Scientific Problems AlphaEvolve Can Help Solve
AlphaEvolve’s breadth and depth enable it to tackle a wide range of scientific and engineering challenges:
Algorithm Discovery: It has already found faster and more efficient algorithms for classic computer science problems, some of which were previously unsolved for decades.
Mathematical Conjectures: By searching program space, AlphaEvolve has led to new mathematical insights and proofs, sometimes revealing patterns and symmetries overlooked by human experts.
Hardware Design: Capable of generating Verilog code, AlphaEvolve can optimize digital circuits and chip architectures, potentially transforming hardware design and manufacturing.
Data Center Scheduling: By generating interpretable code for scheduling jobs, it improves efficiency while maintaining transparency—unlike pure neural network controllers.
Material Science & Beyond: Whenever an automated evaluator is available (e.g., for simulating material properties), AlphaEvolve can optimize solutions, suggesting applications in chemistry, physics, and engineering.
Pushmeet Kohli emphasizes that the only strict requirement is a trustworthy evaluation function: “Wherever you can find an evaluator where you can say, ‘I really trust this evaluation scheme…’ you can use AlphaEvolve.” Human evaluators could be incorporated for subjective criteria like elegance or simplicity, though most current use cases rely on programmatic evaluation.
The Significance of LLMs + Program Search for the Future of AI
AlphaEvolve’s approach—pairing LLMs with program search and automated evaluation—marks a paradigm shift in AI for science:
Interpretability: Unlike neural policies, which are black boxes, AlphaEvolve produces explicit, human-readable code, making insights accessible and verifiable.
Generality & Scalability: Its multi-language, multi-domain capabilities mean it can be deployed across computing, engineering, and scientific disciplines, limited only by the availability of robust evaluators.
Mimicking the Scientific Method: The loop of generating, testing, and evolving ideas closely parallels human scientific discovery, but with tireless speed and creativity.
Democratization: As with AlphaFold, such tools can make advanced problem-solving accessible to scientists worldwide, regardless of resources.
Acceleration of Discovery: By automating the search for novel solutions, AlphaEvolve can help overcome bottlenecks in research, as seen in protein structure prediction or chip design, triggering new waves of innovation.
As Pushmeet notes, “We are already in that era of AI-accelerated scientific discovery.” The architecture of generator (LLM) and verifier (evaluation function), possibly expanded to multi-agent setups, is becoming the consensus for building powerful scientific AI agents.
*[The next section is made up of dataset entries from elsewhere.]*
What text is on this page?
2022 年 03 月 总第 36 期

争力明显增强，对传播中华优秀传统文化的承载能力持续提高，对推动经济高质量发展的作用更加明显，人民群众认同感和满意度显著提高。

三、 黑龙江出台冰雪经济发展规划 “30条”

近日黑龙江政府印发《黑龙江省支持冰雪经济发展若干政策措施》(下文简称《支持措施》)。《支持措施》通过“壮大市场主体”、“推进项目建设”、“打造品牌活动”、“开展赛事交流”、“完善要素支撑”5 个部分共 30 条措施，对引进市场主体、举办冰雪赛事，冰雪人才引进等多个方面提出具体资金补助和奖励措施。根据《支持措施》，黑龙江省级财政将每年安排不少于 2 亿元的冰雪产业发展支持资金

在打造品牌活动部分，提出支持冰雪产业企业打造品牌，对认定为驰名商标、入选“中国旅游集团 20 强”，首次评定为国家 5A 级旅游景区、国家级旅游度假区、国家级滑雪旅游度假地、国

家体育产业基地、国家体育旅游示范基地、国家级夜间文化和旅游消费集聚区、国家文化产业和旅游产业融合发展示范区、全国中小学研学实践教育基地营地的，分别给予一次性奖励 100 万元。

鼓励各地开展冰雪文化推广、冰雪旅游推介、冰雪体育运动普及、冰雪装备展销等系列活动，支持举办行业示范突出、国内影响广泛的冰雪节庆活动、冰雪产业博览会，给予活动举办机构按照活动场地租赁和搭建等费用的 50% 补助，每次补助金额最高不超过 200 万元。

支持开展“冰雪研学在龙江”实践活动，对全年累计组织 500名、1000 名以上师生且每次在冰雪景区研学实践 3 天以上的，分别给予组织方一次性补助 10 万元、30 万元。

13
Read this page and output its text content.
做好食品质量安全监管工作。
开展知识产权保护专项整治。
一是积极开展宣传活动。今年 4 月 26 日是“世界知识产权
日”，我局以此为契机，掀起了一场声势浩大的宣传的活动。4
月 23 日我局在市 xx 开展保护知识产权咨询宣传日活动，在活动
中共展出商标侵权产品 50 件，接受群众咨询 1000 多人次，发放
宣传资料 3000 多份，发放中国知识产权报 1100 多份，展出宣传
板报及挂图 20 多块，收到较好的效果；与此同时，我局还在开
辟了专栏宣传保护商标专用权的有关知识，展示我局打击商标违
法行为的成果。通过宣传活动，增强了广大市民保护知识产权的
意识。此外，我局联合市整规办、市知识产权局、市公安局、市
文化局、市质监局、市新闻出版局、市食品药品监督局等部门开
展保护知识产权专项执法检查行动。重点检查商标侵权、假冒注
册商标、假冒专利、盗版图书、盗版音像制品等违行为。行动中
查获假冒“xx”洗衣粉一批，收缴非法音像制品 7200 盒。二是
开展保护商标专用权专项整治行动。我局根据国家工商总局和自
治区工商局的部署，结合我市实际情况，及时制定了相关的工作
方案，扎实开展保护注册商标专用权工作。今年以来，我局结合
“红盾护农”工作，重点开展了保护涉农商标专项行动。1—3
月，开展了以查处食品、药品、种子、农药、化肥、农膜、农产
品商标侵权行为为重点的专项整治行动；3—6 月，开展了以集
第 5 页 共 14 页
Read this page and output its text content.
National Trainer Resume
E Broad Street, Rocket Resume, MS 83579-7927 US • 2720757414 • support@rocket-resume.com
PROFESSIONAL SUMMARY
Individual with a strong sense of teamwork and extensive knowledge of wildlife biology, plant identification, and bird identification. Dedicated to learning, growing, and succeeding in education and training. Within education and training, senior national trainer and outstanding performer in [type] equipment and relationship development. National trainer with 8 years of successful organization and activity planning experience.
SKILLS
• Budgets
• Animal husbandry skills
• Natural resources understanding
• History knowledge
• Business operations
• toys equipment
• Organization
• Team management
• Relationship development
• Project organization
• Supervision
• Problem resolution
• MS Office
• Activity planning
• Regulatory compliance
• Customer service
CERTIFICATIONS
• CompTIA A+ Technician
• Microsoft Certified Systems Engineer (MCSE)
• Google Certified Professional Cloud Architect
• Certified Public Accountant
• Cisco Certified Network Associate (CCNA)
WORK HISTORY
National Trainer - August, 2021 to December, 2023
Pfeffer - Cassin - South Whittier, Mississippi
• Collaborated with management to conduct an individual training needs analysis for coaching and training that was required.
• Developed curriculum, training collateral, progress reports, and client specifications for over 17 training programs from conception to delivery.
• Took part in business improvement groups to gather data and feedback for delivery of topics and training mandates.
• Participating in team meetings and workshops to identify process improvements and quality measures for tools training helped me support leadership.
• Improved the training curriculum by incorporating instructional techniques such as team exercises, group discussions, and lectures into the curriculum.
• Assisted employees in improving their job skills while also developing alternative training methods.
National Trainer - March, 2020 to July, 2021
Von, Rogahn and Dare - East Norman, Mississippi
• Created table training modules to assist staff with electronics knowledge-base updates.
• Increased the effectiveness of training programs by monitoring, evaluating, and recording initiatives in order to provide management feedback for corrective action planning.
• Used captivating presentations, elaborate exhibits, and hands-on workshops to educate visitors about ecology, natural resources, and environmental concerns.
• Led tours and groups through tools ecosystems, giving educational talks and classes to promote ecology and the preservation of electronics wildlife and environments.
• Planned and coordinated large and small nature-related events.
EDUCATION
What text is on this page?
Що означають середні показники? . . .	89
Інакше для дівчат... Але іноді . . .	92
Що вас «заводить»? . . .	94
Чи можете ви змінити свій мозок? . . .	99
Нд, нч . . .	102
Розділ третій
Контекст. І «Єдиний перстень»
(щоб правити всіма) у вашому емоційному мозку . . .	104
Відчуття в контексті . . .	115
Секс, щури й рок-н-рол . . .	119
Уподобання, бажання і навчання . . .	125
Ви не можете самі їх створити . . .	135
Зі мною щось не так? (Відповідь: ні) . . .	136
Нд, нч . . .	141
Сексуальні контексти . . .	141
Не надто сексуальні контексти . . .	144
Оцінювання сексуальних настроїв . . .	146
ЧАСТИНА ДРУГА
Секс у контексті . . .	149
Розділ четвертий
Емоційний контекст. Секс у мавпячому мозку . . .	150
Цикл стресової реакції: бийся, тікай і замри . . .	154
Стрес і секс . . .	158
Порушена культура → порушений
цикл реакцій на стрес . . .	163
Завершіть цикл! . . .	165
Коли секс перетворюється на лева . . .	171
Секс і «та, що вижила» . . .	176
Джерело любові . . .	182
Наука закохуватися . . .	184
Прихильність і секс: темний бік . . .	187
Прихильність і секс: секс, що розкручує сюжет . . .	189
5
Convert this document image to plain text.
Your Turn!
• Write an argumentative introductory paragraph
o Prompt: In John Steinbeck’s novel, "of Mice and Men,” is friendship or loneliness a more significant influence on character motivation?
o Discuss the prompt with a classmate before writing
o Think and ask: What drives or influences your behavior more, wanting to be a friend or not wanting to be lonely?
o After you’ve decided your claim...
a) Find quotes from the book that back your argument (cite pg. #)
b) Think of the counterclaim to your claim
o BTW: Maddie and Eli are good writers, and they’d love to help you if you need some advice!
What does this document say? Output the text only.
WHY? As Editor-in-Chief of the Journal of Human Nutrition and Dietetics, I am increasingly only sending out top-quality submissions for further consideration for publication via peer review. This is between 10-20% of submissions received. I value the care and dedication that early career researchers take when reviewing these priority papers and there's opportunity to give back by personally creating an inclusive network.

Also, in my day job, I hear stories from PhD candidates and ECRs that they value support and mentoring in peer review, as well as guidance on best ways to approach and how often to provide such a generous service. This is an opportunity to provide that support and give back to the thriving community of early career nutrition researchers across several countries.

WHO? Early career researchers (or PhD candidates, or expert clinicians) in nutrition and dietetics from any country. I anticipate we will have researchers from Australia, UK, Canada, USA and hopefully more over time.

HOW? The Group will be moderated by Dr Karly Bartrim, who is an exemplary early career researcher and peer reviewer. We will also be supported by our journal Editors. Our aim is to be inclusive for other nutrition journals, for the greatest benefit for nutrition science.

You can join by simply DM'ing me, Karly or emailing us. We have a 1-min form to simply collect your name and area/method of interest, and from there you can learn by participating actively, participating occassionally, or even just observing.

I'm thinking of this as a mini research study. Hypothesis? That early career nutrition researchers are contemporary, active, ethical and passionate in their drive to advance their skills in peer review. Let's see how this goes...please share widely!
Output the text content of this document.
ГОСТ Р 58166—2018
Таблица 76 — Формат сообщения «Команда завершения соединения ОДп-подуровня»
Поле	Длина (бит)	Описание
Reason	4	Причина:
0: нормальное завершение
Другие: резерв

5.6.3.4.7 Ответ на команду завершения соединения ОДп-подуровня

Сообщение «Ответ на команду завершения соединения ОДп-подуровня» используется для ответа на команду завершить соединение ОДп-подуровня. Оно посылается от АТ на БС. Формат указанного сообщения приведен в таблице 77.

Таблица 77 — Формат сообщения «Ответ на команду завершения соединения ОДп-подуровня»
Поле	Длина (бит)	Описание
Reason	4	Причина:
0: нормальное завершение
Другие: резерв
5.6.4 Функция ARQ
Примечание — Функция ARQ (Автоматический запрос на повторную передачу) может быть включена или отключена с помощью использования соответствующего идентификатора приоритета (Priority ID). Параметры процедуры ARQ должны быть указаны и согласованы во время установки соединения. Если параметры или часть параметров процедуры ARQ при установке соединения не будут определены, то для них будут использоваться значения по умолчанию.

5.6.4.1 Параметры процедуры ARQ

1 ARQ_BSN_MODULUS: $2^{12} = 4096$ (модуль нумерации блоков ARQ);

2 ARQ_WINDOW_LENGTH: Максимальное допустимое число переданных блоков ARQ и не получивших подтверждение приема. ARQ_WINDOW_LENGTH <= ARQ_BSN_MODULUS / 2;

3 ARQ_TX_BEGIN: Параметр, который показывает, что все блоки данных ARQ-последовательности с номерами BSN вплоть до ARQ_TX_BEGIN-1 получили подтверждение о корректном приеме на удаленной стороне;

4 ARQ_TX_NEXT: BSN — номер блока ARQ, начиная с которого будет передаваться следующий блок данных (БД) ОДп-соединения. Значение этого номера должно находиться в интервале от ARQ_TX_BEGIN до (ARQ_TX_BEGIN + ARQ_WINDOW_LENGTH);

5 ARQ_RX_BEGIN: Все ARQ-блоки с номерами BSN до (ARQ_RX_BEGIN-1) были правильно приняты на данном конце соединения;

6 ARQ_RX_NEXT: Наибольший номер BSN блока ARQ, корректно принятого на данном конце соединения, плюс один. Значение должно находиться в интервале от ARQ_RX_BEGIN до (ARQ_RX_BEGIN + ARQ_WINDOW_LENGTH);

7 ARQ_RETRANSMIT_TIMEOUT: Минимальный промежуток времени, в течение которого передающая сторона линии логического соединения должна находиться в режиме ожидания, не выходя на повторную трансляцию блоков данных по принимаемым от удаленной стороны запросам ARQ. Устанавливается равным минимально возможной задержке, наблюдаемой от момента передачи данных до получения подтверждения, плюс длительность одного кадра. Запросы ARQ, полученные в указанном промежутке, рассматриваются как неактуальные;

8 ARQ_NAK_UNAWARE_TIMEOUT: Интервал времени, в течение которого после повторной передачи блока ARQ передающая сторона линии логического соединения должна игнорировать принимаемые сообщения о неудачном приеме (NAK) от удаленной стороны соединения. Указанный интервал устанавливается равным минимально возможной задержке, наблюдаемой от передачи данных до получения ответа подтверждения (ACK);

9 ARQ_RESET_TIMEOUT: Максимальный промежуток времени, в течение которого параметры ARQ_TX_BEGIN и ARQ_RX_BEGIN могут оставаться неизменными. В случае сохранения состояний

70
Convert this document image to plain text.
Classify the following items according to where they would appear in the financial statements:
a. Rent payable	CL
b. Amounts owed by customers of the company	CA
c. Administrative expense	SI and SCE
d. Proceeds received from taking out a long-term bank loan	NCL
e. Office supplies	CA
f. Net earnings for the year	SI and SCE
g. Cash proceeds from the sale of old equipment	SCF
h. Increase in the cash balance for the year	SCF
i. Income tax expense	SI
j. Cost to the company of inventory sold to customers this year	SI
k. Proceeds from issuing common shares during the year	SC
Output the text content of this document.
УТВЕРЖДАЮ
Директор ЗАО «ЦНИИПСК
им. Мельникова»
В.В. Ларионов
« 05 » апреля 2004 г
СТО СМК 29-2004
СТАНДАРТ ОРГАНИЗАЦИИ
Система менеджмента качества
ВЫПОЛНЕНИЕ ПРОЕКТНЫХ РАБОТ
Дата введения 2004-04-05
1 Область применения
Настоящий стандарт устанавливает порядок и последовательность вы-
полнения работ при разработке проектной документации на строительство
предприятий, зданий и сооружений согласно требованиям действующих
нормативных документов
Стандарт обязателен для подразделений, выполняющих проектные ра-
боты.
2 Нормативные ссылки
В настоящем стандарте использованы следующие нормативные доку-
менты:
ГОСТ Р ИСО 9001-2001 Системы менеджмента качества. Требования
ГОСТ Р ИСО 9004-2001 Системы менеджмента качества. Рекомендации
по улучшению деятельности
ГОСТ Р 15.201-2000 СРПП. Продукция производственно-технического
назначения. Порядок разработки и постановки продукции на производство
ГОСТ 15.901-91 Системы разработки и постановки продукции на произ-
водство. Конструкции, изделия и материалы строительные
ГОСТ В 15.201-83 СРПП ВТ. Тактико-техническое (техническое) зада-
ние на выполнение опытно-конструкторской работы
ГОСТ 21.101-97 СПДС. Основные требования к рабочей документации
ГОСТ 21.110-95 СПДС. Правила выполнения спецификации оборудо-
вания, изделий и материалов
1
This holds promise for breakthroughs not just in mathematics and computing, but across the entire spectrum of science and engineering.
As these agents become more capable and accessible, they promise to accelerate, democratize, and even transform the very process of discovery itself. As Pushmeet explains, “Once you have these agents which can go beyond human abilities in solving these problems, then the question becomes: Which problems do we solve next?” The future of science may well be defined by how we answer that question—together, with our AI co-scientists.